– Об этом государе, – сказал он между прочим, – можно написать более, чем об истории России вообще. Одно из затруднений составить историю его состоит в том, что многие писатели, недоброжелательствуя ему, представляли разные события в искаженном виде, другие с пристрастием осыпали похвалами все его действия.
Александр Сергеевич на вопрос мой, скоро ли будем иметь удовольствие прочесть произведение его о Петре, отвечал:
– Я до сих пор ничего еще не написал, занимался единственно собиранием материалов: хочу составить себе идею обо всем труде, потом напишу историю Петра в год или в течение полугода и стану исправлять по документам.
Он говорил мне также о мнимом влиянии императрицы Екатерины на заключение Прутского мира.
Пушкин отзывался с похвалою о трудах историографа Миллера[418]
.– Весьма часто делал я себе вопросы об исторических фактах и находил им разрешение в бумагах этого ученого. К сожалению, многие произведения до сих пор не вышли в печать.
Насчет перевода рукописи Гордона Пушкин мне сказал:
– Продолжайте им заниматься, вы окажете большую услугу.

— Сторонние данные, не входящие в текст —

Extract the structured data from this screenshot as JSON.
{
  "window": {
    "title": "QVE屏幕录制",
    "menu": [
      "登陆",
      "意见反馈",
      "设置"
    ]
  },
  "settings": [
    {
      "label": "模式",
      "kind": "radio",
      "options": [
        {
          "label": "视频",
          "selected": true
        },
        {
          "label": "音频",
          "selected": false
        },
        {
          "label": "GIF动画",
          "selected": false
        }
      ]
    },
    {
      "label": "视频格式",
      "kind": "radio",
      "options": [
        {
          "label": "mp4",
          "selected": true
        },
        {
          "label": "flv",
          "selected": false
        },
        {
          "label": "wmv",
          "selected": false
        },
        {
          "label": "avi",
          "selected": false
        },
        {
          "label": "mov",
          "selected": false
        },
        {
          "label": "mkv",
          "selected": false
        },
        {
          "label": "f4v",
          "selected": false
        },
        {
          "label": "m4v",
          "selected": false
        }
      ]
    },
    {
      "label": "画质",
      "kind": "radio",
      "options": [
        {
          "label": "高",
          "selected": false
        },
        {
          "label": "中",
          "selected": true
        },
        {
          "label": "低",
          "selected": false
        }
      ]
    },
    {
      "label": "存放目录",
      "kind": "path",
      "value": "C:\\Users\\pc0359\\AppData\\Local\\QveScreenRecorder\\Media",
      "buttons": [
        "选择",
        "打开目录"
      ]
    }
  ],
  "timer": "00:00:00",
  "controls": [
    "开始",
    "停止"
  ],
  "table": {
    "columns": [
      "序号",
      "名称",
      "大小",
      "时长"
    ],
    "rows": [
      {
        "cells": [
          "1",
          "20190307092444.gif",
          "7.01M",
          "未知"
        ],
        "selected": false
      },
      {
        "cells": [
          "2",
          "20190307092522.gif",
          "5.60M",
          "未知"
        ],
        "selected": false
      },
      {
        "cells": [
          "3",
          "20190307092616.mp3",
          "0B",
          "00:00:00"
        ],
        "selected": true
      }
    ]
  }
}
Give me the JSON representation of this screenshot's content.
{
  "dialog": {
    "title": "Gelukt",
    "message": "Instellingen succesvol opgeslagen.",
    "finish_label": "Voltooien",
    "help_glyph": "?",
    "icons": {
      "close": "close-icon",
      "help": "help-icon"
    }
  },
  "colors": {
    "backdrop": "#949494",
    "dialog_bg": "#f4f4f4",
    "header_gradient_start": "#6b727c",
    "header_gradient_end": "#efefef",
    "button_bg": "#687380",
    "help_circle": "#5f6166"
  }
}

Он изъявил готовность помогать мне в моих занятиях книгами и манускриптами и обещал одолжить выписку из Гордона на немецком языке о стрелецких делах.
Он раскрыл мне страницу английской книги… о Петре Великом, в которой упоминалось о смерти [цесаревича] Алексея Петровича…
– Я сам читаю теперь эту книгу, но потом, если желаете, и вам пришлю. Я с удовольствием прочел статью вашего шурина: «Очерк Персии». Она написана легким, веселым слогом…
Возложенное на него поручение писать историю Петра весьма его обременяло.
– C’est un travail tuant, – сказал он мне, – si je le savais d’avance je ne m’en serais pas chargé [Это убийственный труд, если бы я это предвидел заранее, я бы за него не принялся].
Войдя в квартиру Петра Александровича, я столкнулся с человеком среднего роста, который, уже надев шинель и шляпу и прощаясь с хозяином, звучным голосом воскликнул:
– Да! да! Хороши наши министры! Нечего сказать! – засмеялся и вышел.
…В январе 1837 г., т. е. незадолго до смерти Пушкина, этот последний был у Брюллова в мастерской вместе с Жуковским… Они восхищались альбомами и рисунками Брюллова, и Пушкин стал на колени и выпрашивал у Брюллова один из его рисунков: «Отдай, голубчик! Ведь другого ты не нарисуешь для меня, отдай мне этот!» Но Брюллов все-таки не отдал рисунка[419]
.«Cela ne me suffit pas, – говорил он однажды Софье Карамзиной, – que vous, que mes amis, que la société d’ici soient aussi convaincus que moi de l’innocence et de la pureté da ma femme: il me faut encore que ma réputation et mon honneur soient intacts dans tous les coins de la Russie où mon nom est connu».
[Мне не довольно того, что вы, что мои друзья, что здешнее общество, так же как и я, убеждены в невинности моей жены: мне нужно еще, чтобы доброе мое имя и честь были неприкосновенны во всех углах России, где мое имя известно].
…Il…dit: «Il ne me suffit pas, que mon nom soit intact aux yeux de mes amis et du cercle, où je me trouve, mon nom appartient au pays et je dois veiller à son inviolabilité partout, où il est connu».
[…сказал: «Мне мало того, что мое имя не запятнано в глазах моих друзей и того круга знакомых, в котором я вращаюсь, мое имя принадлежит стране, и я должен следить за его неприкосновенностью всюду, где оно известно».]
Вот его слова, сказанные им князю П.А. Вяземскому и переданные последним в письме к великому князю Михаилу Павловичу, и именно в той части письма, которая в «Русском Архиве» не напечатана. На увещания друзей Пушкин сказал: «Я принадлежу стране и хочу, чтобы имя мое было чисто везде, где оно известно» [qu’il appartenait au pays et qu’il voulait que son nom fût intact partout où il était connu].